During 2011–2015, we conducted a Crimean-Congo hemorrhagic fever virus (CCHFV) survey in captured... more During 2011–2015, we conducted a Crimean-Congo hemorrhagic fever virus (CCHFV) survey in captured ticks that were feeding mainly on wild and domestic ungulates in Spain, where presence of this virus had been reported previously. We detected CCHFV RNA in Hyalomma lusitanicum and H. marginatum ticks for 3 of the 5 years. The rate of infected ticks was 2.78% (44/1,579), which was similar to those for other countries in Europe with endemic foci for CCHFV (Kosovo, Bulgaria, and Albania).

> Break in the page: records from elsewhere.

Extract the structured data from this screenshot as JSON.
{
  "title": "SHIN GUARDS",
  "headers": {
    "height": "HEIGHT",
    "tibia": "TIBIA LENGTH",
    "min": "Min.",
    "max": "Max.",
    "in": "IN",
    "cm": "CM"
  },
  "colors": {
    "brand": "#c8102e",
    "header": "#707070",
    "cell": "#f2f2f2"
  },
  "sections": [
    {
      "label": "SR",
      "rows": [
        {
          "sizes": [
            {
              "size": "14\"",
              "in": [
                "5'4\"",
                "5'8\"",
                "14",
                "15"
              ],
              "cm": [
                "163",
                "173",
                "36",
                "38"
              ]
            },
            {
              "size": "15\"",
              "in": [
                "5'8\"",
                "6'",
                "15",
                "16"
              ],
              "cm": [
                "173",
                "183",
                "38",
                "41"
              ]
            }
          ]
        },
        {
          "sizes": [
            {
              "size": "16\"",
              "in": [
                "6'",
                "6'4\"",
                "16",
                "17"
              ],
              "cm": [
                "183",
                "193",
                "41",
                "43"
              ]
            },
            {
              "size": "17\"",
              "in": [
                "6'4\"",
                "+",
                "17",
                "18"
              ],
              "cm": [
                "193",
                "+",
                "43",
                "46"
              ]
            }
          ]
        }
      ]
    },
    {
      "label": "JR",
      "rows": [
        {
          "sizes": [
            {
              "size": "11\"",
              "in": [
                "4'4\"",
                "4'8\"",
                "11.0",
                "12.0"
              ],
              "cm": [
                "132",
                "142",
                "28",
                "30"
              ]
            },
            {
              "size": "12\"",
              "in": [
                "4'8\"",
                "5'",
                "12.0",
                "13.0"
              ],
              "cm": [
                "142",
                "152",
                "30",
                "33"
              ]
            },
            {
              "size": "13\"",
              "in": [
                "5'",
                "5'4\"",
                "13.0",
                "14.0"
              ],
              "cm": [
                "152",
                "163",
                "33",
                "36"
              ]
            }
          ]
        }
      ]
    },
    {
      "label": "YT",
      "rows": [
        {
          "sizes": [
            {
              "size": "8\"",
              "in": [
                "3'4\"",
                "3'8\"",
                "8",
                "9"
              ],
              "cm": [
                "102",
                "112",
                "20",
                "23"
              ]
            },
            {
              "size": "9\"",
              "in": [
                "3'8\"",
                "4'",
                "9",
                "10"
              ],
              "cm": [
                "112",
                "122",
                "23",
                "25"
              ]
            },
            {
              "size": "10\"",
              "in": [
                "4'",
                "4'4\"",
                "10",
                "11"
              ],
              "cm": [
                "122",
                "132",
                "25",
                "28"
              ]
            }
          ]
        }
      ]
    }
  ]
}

These data confirm the established spread of CCHFV into western Europe. Phylogenetic study of the small RNA segment showed Africa-3 clade as the only genotype identified, although we observed cocirculation of genetic variants during 2011 and 2015. We could not rule out genetic reassortments because of lack of sequence data for the medium and large RNA segments of the virus genome.